L’horreur au fond des puits.
Dans le petit village nigérian de Kuru Karama, non loin de la ville de Jos dévastée par des affrontements inter ethniques et religieux, on remonte des dizaines de corps des puits. Le village de maisons en terre n’est plus qu’un champ de ruines et de sanglots.
Entourés d’une nuée de poules et de chèvres, des volontaires d’une association de secours musulmane sortent péniblement des cadavres de ces puits d’eau potable. Des victimes des journées de folie meurtrière qui ont secoué Jos, la capitale de l’Etat central du Plateau, et ses environs.
« Nous avons jusque-là remonté 62 corps, mais il y en a encore beaucoup et je pense qu’il va falloir combler ces puits avec du sable car les corps sont en décomposition », déclare à l’AFP Ibrahim Tanimu, le responsable d’une organisation de secours islamique.
Ses hommes entassent les corps dans des petits camions. « On les ramène à Jos pour les enterrer », dit-il.
Les impacts de balles et de profondes entailles de machettes sont visibles. Aucun bilan officiel des affrontements qui ont embrasé Jos et ses environs pendant quatre longs jours depuis dimanche dernier, n’a encore été publié, mais selon le Comité international de la Croix-Rouge (CICR), au moins 160 personnes ont été tuées et 18.000 déplacées.
En quelques heures Kuru Karama, un gros bourg agricole de 3.000 personnes à 30 km au sud de Jos, est devenu un village fantôme. Tout a été détruit, incendié. Même la mosquée: toit en zinc éventré, murs ocre jaune zébrés de noir par les flammes.
Les deux hauts-parleurs pour l’appel à la prière gisent, démantelés, par terre.
Sur un mur blanc, un panneau écrit à la main témoigne qu’il y avait là un poste de police.
Partout des casseroles cabossées, des matelas noircis, des vêtement éparpillés, des sacs de grains éventrés, et des traînées de sang témoignent de la violence qui s’est abattue sur ce bourg agricole, majoritairement musulman mais avec une minorité chrétienne.
« J’ai perdu dix membres de ma famille, dont mon père et mon frère Mohammed. Il venait juste de rentrer il y a une semaine d’Ukraine où il travaillait pour l’ambassade du Nigeria ». La voix d’Adamu Musa se brise: on vient de ramener chez lui le corps de son père de 73 ans, remonté d’un puits.

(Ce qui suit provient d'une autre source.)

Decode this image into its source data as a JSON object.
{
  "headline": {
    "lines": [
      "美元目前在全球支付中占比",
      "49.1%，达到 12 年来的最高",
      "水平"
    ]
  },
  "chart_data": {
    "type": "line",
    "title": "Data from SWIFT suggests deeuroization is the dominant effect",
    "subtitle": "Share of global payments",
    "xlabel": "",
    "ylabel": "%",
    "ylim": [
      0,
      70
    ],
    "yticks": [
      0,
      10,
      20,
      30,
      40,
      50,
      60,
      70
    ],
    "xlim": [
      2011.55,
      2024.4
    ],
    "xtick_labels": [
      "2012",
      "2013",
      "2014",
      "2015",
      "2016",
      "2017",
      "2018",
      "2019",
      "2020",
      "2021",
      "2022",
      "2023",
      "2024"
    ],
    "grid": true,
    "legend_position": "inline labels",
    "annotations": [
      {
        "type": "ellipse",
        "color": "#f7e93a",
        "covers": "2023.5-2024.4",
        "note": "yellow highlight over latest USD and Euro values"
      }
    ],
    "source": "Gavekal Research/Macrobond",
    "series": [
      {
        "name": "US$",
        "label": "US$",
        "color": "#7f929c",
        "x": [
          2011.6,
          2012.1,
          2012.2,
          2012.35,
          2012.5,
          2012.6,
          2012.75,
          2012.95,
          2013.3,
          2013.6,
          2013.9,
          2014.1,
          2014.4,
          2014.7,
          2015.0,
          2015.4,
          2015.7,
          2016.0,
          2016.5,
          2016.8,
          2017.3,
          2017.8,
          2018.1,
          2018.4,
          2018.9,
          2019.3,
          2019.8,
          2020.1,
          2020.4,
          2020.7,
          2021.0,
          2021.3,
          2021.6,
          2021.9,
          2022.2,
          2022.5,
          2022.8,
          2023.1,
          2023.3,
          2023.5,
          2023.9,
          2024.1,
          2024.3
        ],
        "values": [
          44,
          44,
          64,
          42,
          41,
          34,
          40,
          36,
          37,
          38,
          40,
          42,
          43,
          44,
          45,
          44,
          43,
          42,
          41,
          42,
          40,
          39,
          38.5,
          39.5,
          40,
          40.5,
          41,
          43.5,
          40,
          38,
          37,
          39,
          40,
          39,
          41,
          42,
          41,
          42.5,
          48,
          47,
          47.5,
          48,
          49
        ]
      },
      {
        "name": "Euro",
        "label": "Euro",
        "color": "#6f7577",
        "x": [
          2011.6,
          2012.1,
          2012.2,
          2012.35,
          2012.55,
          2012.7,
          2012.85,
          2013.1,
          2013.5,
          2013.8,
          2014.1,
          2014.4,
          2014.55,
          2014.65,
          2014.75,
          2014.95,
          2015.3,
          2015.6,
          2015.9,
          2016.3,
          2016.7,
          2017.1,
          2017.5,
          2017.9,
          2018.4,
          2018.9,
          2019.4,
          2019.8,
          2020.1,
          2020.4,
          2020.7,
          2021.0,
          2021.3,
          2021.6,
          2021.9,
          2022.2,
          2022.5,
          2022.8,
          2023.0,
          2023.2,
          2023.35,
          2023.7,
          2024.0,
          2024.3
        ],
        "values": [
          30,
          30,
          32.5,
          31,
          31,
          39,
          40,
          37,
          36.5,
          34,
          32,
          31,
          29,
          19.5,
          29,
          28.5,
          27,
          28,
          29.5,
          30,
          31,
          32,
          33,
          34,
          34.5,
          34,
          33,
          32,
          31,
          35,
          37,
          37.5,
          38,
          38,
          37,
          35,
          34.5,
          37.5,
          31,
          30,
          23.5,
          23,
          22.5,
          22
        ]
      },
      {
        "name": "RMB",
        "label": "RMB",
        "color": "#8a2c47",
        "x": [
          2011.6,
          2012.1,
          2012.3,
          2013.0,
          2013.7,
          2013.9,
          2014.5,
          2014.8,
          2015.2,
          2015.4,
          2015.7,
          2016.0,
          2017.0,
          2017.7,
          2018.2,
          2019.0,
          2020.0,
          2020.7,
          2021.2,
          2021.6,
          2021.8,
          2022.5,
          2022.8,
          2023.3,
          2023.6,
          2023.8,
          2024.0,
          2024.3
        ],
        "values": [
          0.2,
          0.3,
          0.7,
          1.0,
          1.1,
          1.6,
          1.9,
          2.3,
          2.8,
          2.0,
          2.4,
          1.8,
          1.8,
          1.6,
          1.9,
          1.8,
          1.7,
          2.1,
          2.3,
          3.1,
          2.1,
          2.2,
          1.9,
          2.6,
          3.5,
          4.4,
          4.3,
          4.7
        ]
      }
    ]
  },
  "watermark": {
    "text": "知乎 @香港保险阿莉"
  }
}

« J’étais à Abuja (la capitale fédérale) quand mon frère m’a appelé pour me dire que le village était attaqué. Ca a coupé brusquement. Je pense que c’est alors qu’il a été tué », raconte Musa, un chauffeur de bus, le corps secoué de sanglots.

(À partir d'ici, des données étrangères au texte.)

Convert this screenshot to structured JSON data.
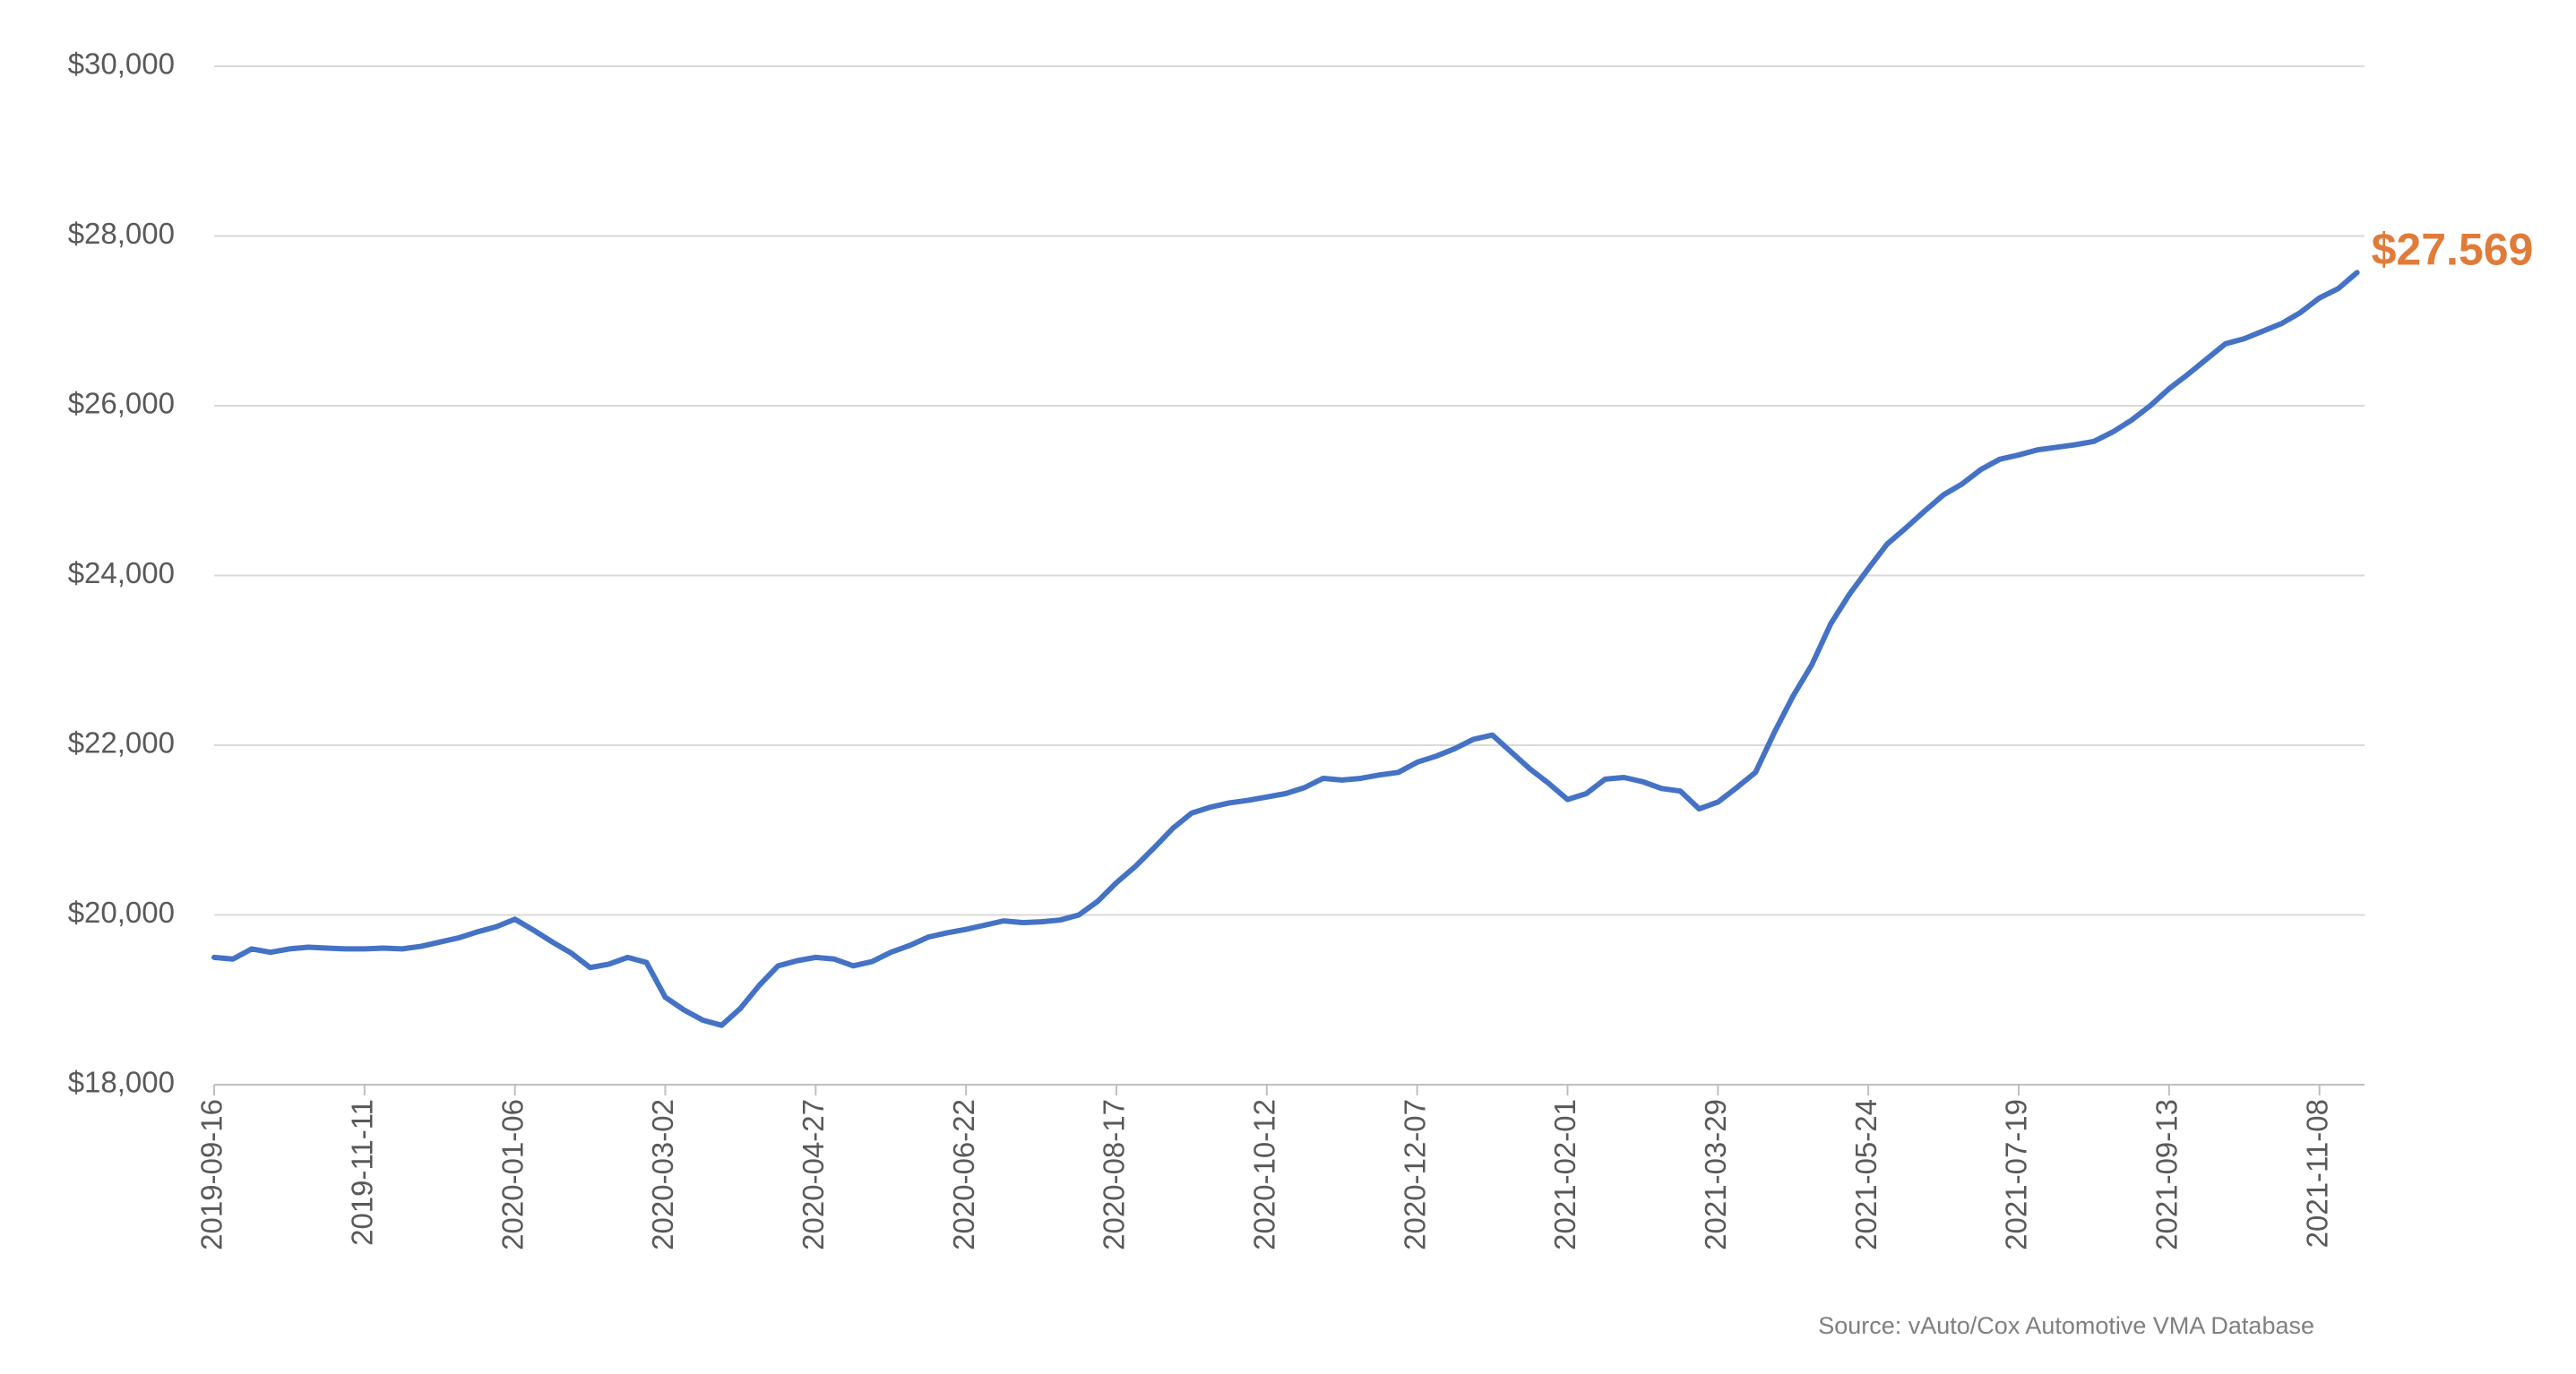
{
  "chart_data": {
    "type": "line",
    "categories": [
      "2019-09-16",
      null,
      null,
      null,
      null,
      null,
      null,
      null,
      "2019-11-11",
      null,
      null,
      null,
      null,
      null,
      null,
      null,
      "2020-01-06",
      null,
      null,
      null,
      null,
      null,
      null,
      null,
      "2020-03-02",
      null,
      null,
      null,
      null,
      null,
      null,
      null,
      "2020-04-27",
      null,
      null,
      null,
      null,
      null,
      null,
      null,
      "2020-06-22",
      null,
      null,
      null,
      null,
      null,
      null,
      null,
      "2020-08-17",
      null,
      null,
      null,
      null,
      null,
      null,
      null,
      "2020-10-12",
      null,
      null,
      null,
      null,
      null,
      null,
      null,
      "2020-12-07",
      null,
      null,
      null,
      null,
      null,
      null,
      null,
      "2021-02-01",
      null,
      null,
      null,
      null,
      null,
      null,
      null,
      "2021-03-29",
      null,
      null,
      null,
      null,
      null,
      null,
      null,
      "2021-05-24",
      null,
      null,
      null,
      null,
      null,
      null,
      null,
      "2021-07-19",
      null,
      null,
      null,
      null,
      null,
      null,
      null,
      "2021-09-13",
      null,
      null,
      null,
      null,
      null,
      null,
      null,
      "2021-11-08",
      null,
      null
    ],
    "series": [
      {
        "color": "#4472c4",
        "values": [
          19500,
          19480,
          19600,
          19560,
          19600,
          19620,
          19610,
          19600,
          19600,
          19610,
          19600,
          19630,
          19680,
          19730,
          19800,
          19860,
          19950,
          19820,
          19680,
          19550,
          19380,
          19420,
          19500,
          19440,
          19030,
          18880,
          18760,
          18700,
          18900,
          19170,
          19400,
          19460,
          19500,
          19480,
          19400,
          19450,
          19560,
          19640,
          19740,
          19790,
          19830,
          19880,
          19930,
          19910,
          19920,
          19940,
          20000,
          20160,
          20380,
          20570,
          20790,
          21020,
          21200,
          21270,
          21320,
          21350,
          21390,
          21430,
          21500,
          21610,
          21590,
          21610,
          21650,
          21680,
          21800,
          21870,
          21960,
          22070,
          22120,
          21920,
          21720,
          21550,
          21360,
          21430,
          21600,
          21620,
          21570,
          21490,
          21460,
          21250,
          21330,
          21500,
          21680,
          22150,
          22580,
          22950,
          23430,
          23780,
          24080,
          24370,
          24560,
          24760,
          24950,
          25080,
          25250,
          25370,
          25420,
          25480,
          25510,
          25540,
          25580,
          25690,
          25830,
          26000,
          26200,
          26370,
          26550,
          26730,
          26790,
          26880,
          26970,
          27100,
          27270,
          27380,
          27569
        ]
      }
    ],
    "annotation": "$27.569",
    "annotation_color": "#e07b39",
    "ylim": [
      18000,
      30000
    ],
    "yticks": [
      {
        "value": 18000,
        "label": "$18,000"
      },
      {
        "value": 20000,
        "label": "$20,000"
      },
      {
        "value": 22000,
        "label": "$22,000"
      },
      {
        "value": 24000,
        "label": "$24,000"
      },
      {
        "value": 26000,
        "label": "$26,000"
      },
      {
        "value": 28000,
        "label": "$28,000"
      },
      {
        "value": 30000,
        "label": "$30,000"
      }
    ],
    "grid": true,
    "source": "Source: vAuto/Cox Automotive VMA Database"
  }
}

Dans les ruines d’une échoppe, un chaton noir miaule. « Je ne peux pas le laisser là ». Hassan, un volontaire venu d’Abuja, emporte l’animal terrorisé en le caressant.
« On ne peut pas encore dire combien de morts », dit à l’AFP le chef du village martyr, Umar Baza. Pour lui, les tueurs sont évidemment des chrétiens aidés par la police locale. « Quand on a appris ce qui se passait à Jos, j’ai réuni les chefs des deux communautés. Mais quelques heures plus tard, des jeunes chrétiens ont déferlé avec des fusils et des machettes. On a vite été débordés, raconte le maire.
Sur la route de Jos, le convoi de 25 voitures et camionnettes, escorté par un blindé de l’armée, s’arrête. Encore cinq corps à ramasser dans un canal d’irrigation non loin du village.
A 300 mètres des puits de la mort, des villageois chrétiens regardent depuis chez eux les volontaires empiler les corps de ceux qui furent leurs voisins.